Low-code and no-code applications are increasingly becoming the technology of choice for many professionals in the digital workplace. According to Gartner data, 70% of new apps built by enterprises will employ low-code or no-code technologies by 2025, up from less than 25% in 2020. The proliferation of these platforms is fueling the rise of citizen development. The objective of this chapter is to discuss briefly how they are different from our traditional software development and evaluate the risks, vulnerabilities, threats, and security concerns associated with auditing them. Also, after assessing these risks, the authors will identify controls that can be used to mitigate these risks. The key security concerns and proposed security measures to safeguard low-code/no-code platforms were analyzed using a systematic approach. The study concluded that, while these platforms provide several advantages, they also pose new security issues that must be addressed. The outcomes of this research can assist businesses in making educated decisions about employing low-code/no-code platforms.
Top1. Introduction
Due to the complexity of their internal operations and the quantity and intensity of the interactions between the firm and the organizations in their supply network, enterprises today are forced to deal with difficulties that are getting harder to solve. Furthermore, in order to meet the shifting demands of the environment, businesses must be quick to adapt to the changing market. The development of software solutions for businesses has been a main emphasis in attempts to improve the resilience capability of corporations to respond quickly and effectively to market requirements. In the history of computer science, a tremendous amount of research has been directed toward the same goal.(Sanchis et al.,2019)
In the early 2000s, the first low-code platform was released. However starting in the middle of 2010, both Low code and No code platforms saw considerable growth. One of the factors contributing to the massive adoption of Low-code and No-code platforms was the COVID-19 pandemic. Organizations have adopted these low-code and no-code platforms due to the rising demand, the lack of trained developers, and the desire of the business to offer the product or service quickly. According to market research, the market for low-code/no-code development platforms is projected to generate $187 billion in sales by 2030. By 2024, it will represent more than 65% of all application development activities (Gartner 2, 2023). With such strong demand and growth in the Low code and No code platforms, it is critical to understand the risks involved and the steps to mitigate these risks. According to a report by SAP (SAP insights, 2021), low-code is a method of designing and developing applications using intuitive graphical tools and embedded functionalities that reduce traditional – or pro-code –writing requirements. Pro-code writing is still part of the development process, but low-code development offers an augmented and simplified experience to help users start creating quickly. According to a report by SAP (SAP insights, 2021), No-code is a method that benefits from a similar user experience as low-code but goes the extra mile by allowing non-technical business users to develop applications without having to write even a single line of code.

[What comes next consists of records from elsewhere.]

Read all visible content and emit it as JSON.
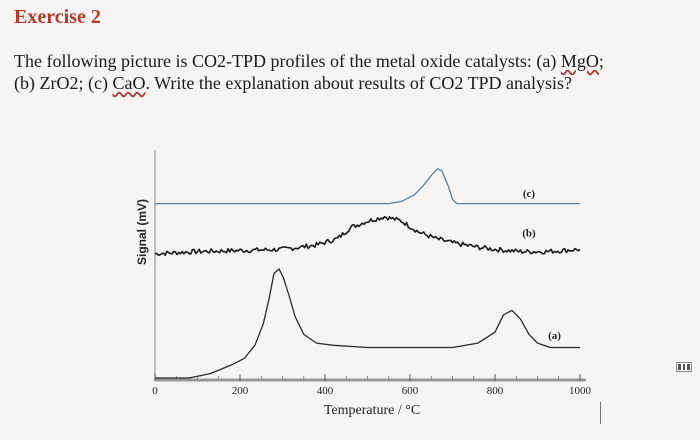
{
  "exercise": {
    "title": "Exercise 2"
  },
  "question": {
    "line1_a": "The following picture is CO2-TPD profiles of the metal oxide catalysts: (a) ",
    "line1_mgo": "MgO",
    "line1_b": ";",
    "line2_a": "(b) ZrO2; (c) ",
    "line2_cao": "CaO",
    "line2_b": ". Write the explanation about results of CO2 TPD analysis?"
  },
  "chart_data": {
    "type": "line",
    "xlabel": "Temperature / °C",
    "ylabel": "Signal (mV)",
    "xlim": [
      0,
      1000
    ],
    "ylim": [
      0,
      100
    ],
    "x_ticks": [
      0,
      200,
      400,
      600,
      800,
      1000
    ],
    "x_tick_labels": [
      "0",
      "200",
      "400",
      "600",
      "800",
      "1000"
    ],
    "grid": false,
    "series": [
      {
        "name": "(a)",
        "color": "#2a2a2a",
        "points": [
          [
            0,
            0
          ],
          [
            80,
            0
          ],
          [
            130,
            2
          ],
          [
            180,
            6
          ],
          [
            210,
            9
          ],
          [
            235,
            15
          ],
          [
            255,
            25
          ],
          [
            268,
            36
          ],
          [
            280,
            48
          ],
          [
            292,
            50
          ],
          [
            302,
            46
          ],
          [
            315,
            38
          ],
          [
            330,
            28
          ],
          [
            350,
            20
          ],
          [
            380,
            16
          ],
          [
            420,
            15
          ],
          [
            500,
            14
          ],
          [
            600,
            14
          ],
          [
            700,
            14
          ],
          [
            760,
            16
          ],
          [
            800,
            21
          ],
          [
            820,
            29
          ],
          [
            840,
            31
          ],
          [
            860,
            27
          ],
          [
            880,
            20
          ],
          [
            900,
            16
          ],
          [
            930,
            14
          ],
          [
            1000,
            14
          ]
        ]
      },
      {
        "name": "(b)",
        "color": "#1a1a1a",
        "noisy": true,
        "points": [
          [
            0,
            57
          ],
          [
            100,
            58
          ],
          [
            200,
            58.5
          ],
          [
            300,
            59
          ],
          [
            380,
            61
          ],
          [
            430,
            64
          ],
          [
            460,
            69
          ],
          [
            500,
            72
          ],
          [
            540,
            74
          ],
          [
            580,
            72
          ],
          [
            620,
            67
          ],
          [
            660,
            64
          ],
          [
            700,
            62
          ],
          [
            760,
            60
          ],
          [
            800,
            59
          ],
          [
            860,
            58
          ],
          [
            920,
            58
          ],
          [
            1000,
            59
          ]
        ]
      },
      {
        "name": "(c)",
        "color": "#5c7f96",
        "points": [
          [
            0,
            80
          ],
          [
            200,
            80
          ],
          [
            400,
            80
          ],
          [
            550,
            80
          ],
          [
            580,
            81
          ],
          [
            610,
            84
          ],
          [
            630,
            88
          ],
          [
            650,
            93
          ],
          [
            665,
            96
          ],
          [
            675,
            95
          ],
          [
            690,
            88
          ],
          [
            700,
            82
          ],
          [
            710,
            80
          ],
          [
            760,
            80
          ],
          [
            850,
            80
          ],
          [
            1000,
            80
          ]
        ]
      }
    ],
    "annotations": [
      {
        "text": "(c)",
        "x": 880,
        "y": 83
      },
      {
        "text": "(b)",
        "x": 880,
        "y": 65
      },
      {
        "text": "(a)",
        "x": 940,
        "y": 18
      }
    ]
  }
}
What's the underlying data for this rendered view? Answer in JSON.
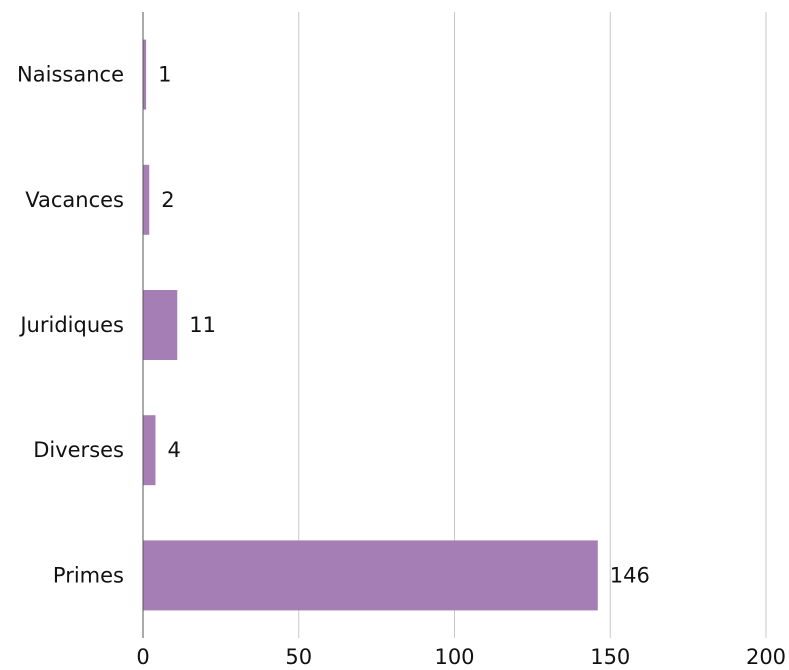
{
  "chart_data": {
    "type": "bar",
    "orientation": "horizontal",
    "categories": [
      "Naissance",
      "Vacances",
      "Juridiques",
      "Diverses",
      "Primes"
    ],
    "values": [
      1,
      2,
      11,
      4,
      146
    ],
    "data_labels": [
      "1",
      "2",
      "11",
      "4",
      "146"
    ],
    "xlim": [
      0,
      200
    ],
    "x_ticks": [
      0,
      50,
      100,
      150,
      200
    ],
    "x_tick_labels": [
      "0",
      "50",
      "100",
      "150",
      "200"
    ],
    "title": "",
    "xlabel": "",
    "ylabel": "",
    "grid": "vertical",
    "legend": "none",
    "colors": {
      "bar": "#a57eb5",
      "grid": "#c8c8c8",
      "axis": "#555555",
      "text": "#111111"
    }
  }
}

Low-code and no-code modular solutions enable expert developers to construct apps fast by eliminating the need to write code line by line. Additionally, they enable the development and testing of applications by non-software specialists including business analysts, office managers, small business owners, and others. These individuals are capable of developing applications with little to no knowledge of traditional programming languages, machine code, or the development work that goes into the platform's configurable components. In either scenario, customers see a graphical user interface (GUI) that is user-friendly and allows them to combine components and third-party application program interfaces (APIs). Modules can be rearranged and tested several times until the application functions as desired. The rapid advancement in technology has led to the emergence of low-code and no-code platforms, providing a more accessible approach to application development. These platforms have garnered significant attention due to their ability to empower non-technical users to create custom applications and streamline workflows. However, along with the benefits come a myriad of risks and security concerns that must be addressed to ensure the safe utilization of these tools.
This research work delves into the risks associated with low-code and no-code platforms, including a detailed analysis of the recent Microsoft Power Apps breach. The paper further explores various vulnerabilities and security challenges that these platforms face, such as malicious code injection, untrusted components, and data leakage. Lastly, the paper discusses auditing controls and mitigation strategies that can be employed to safeguard applications and data in the context of low-code and no-code development environments.